Open leoisl opened 2 years ago
@mbhall88 could you also please report the max RAM usage? I am quite concerned with this part in denovo racon
: https://github.com/rmcolq/pandora/blob/12a08c5483c19fc12411e174970d31c86e842a2d/src/denovo_discovery/discover_main.cpp#L205-L206
This is a dictionary from loci names to the subreads that map to each locus, inferred by pandora map
. This structure could get potentially very large, as we basically store a substring of every read that map to each locus (is just the region of the read that maps to that specific locus, but still...). There are potentially many better ways to store this info, but I also want to avoid premature optimisation, and just work on this if RAM is indeed an issue.
The nanopore runtime and memory usage of drprg with the previous version of de novo discovery
https://github.com/mbhall88/drprg/issues/15#issuecomment-1275609531
and the Illumina
https://github.com/mbhall88/drprg/issues/15#issuecomment-1276908991
Pandora is the vast majority of runtime and memory in drprg so these act as good benchmark figures, especially given the only thing that will change between them is the pandora version
I just finished running pandora discover
at this commit on the paper ONT data. Comparison with paper run:
I think runtime is totally fine, we got almost the same exact runtime.
RAM usage is much higher though, probably related to this: https://github.com/rmcolq/pandora/issues/303#issuecomment-1297228115 . It will be the RAM bottleneck of the pipeline (pandora compare
on ONT data takes 15.7GB, this new denovo implementation takes 1 GB more).
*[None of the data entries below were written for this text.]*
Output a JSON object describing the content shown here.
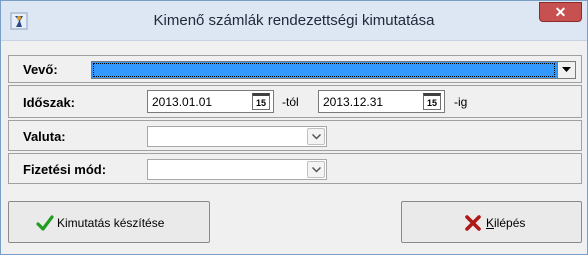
{
  "window": {
    "title": "Kimenő számlák rendezettségi kimutatása",
    "close_glyph": "✕"
  },
  "form": {
    "buyer": {
      "label": "Vevő:",
      "value": ""
    },
    "period": {
      "label": "Időszak:",
      "from": "2013.01.01",
      "from_suffix": "-tól",
      "to": "2013.12.31",
      "to_suffix": "-ig",
      "calendar_glyph": "15"
    },
    "currency": {
      "label": "Valuta:",
      "value": ""
    },
    "payment_method": {
      "label": "Fizetési mód:",
      "value": ""
    }
  },
  "buttons": {
    "run": {
      "label": "Kimutatás készítése",
      "icon": "check-icon"
    },
    "exit": {
      "label_first": "K",
      "label_rest": "ilépés",
      "icon": "x-icon"
    }
  },
  "colors": {
    "selection": "#3399ff",
    "titlebar": "#dde7f3",
    "close": "#c75050",
    "check": "#1f9e1f",
    "exit": "#b01818"
  }
}
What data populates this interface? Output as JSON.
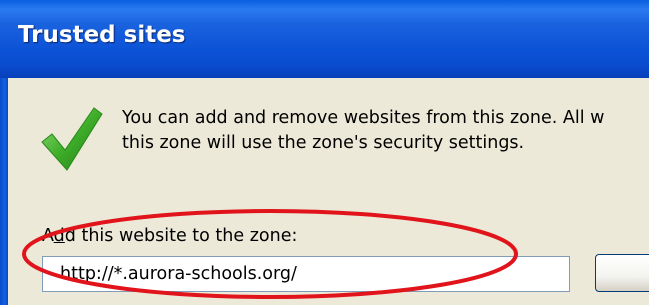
{
  "dialog": {
    "title": "Trusted sites",
    "description_line1": "You can add and remove websites from this zone. All w",
    "description_line2": "this zone will use the zone's security settings.",
    "add_label_prefix": "A",
    "add_label_mnemonic": "d",
    "add_label_suffix": "d this website to the zone:",
    "url_value": "http://*.aurora-schools.org/"
  },
  "icons": {
    "status": "checkmark-icon"
  },
  "colors": {
    "titlebar": "#0a54d8",
    "window_background": "#ece9d8",
    "highlight_annotation": "#e0141a",
    "checkmark": "#3fae2a"
  }
}
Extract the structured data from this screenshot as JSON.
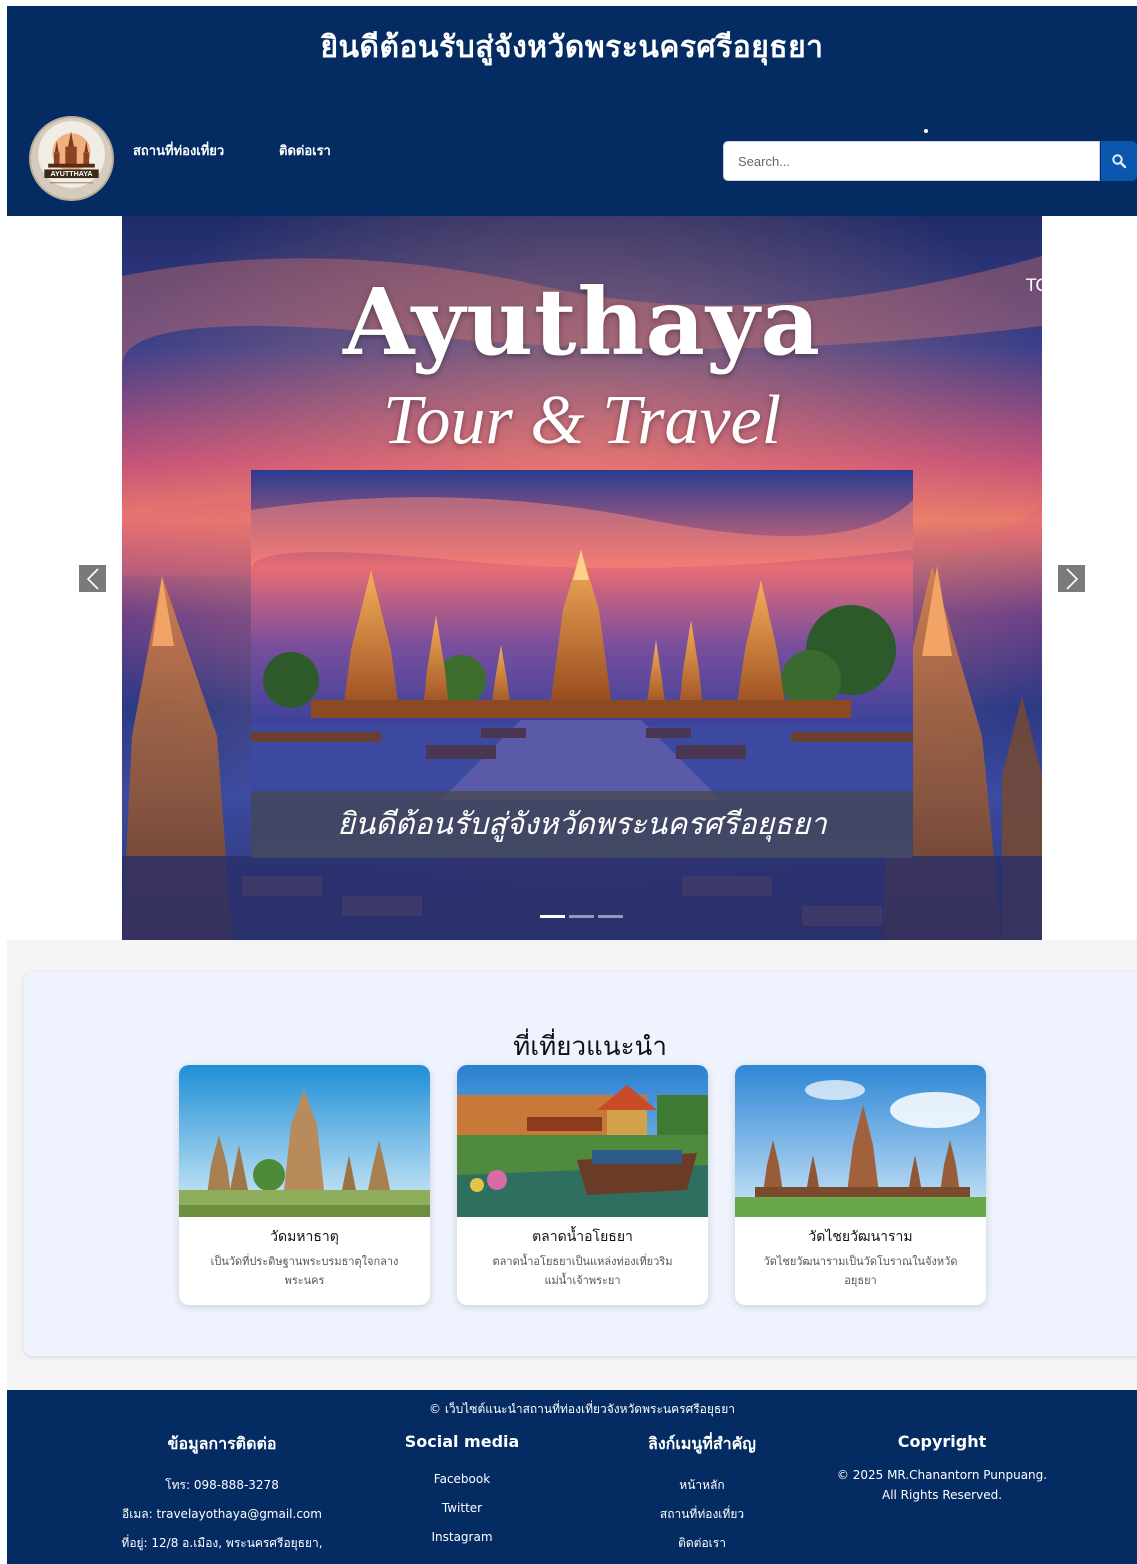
{
  "header": {
    "title": "ยินดีต้อนรับสู่จังหวัดพระนครศรีอยุธยา",
    "logo_text": "AYUTTHAYA",
    "nav": [
      "สถานที่ท่องเที่ยว",
      "ติดต่อเรา"
    ],
    "search_placeholder": "Search...",
    "search_icon": "search-icon"
  },
  "carousel": {
    "title": "Ayuthaya",
    "subtitle": "Tour & Travel",
    "caption": "ยินดีต้อนรับสู่จังหวัดพระนครศรีอยุธยา",
    "side_text": "TC",
    "slides": 3,
    "active_slide": 1,
    "prev_icon": "chevron-left-icon",
    "next_icon": "chevron-right-icon"
  },
  "recommended": {
    "title": "ที่เที่ยวแนะนำ",
    "cards": [
      {
        "title": "วัดมหาธาตุ",
        "desc": "เป็นวัดที่ประดิษฐานพระบรมธาตุใจกลางพระนคร"
      },
      {
        "title": "ตลาดน้ำอโยธยา",
        "desc": "ตลาดน้ำอโยธยาเป็นแหล่งท่องเที่ยวริมแม่น้ำเจ้าพระยา"
      },
      {
        "title": "วัดไชยวัฒนาราม",
        "desc": "วัดไชยวัฒนารามเป็นวัดโบราณในจังหวัดอยุธยา"
      }
    ]
  },
  "footer": {
    "top_text": "© เว็บไซต์แนะนำสถานที่ท่องเที่ยวจังหวัดพระนครศรีอยุธยา",
    "contact": {
      "heading": "ข้อมูลการติดต่อ",
      "phone": "โทร: 098-888-3278",
      "email": "อีเมล: travelayothaya@gmail.com",
      "address": "ที่อยู่: 12/8 อ.เมือง, พระนครศรีอยุธยา,"
    },
    "social": {
      "heading": "Social media",
      "items": [
        "Facebook",
        "Twitter",
        "Instagram"
      ]
    },
    "links": {
      "heading": "ลิงก์เมนูที่สำคัญ",
      "items": [
        "หน้าหลัก",
        "สถานที่ท่องเที่ยว",
        "ติดต่อเรา"
      ]
    },
    "copyright": {
      "heading": "Copyright",
      "line1": "© 2025 MR.Chanantorn Punpuang.",
      "line2": "All Rights Reserved."
    }
  },
  "colors": {
    "navy": "#042c63",
    "search_button": "#0b57b0",
    "panel": "#eef3fd"
  }
}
OFC this is data dependent, so let's see how @mbhall88 benchmarks compare
This RAM use is, IMO, acceptable for the moment - i wouldn't postpone the merge to reduce RAM
Okay, so here are the updated benchmark figures
Median is 91s, down from 98s. So it is faster now on Illumina!
Median is now 171s, up from 163s.
Median is 46MB, down from 54MB, so Memory is marginally down too.
Median is now 270MB, up from 240MB.
All in all, I think this acceptable.
To be done by @mbhall88 . Could you please use this commit?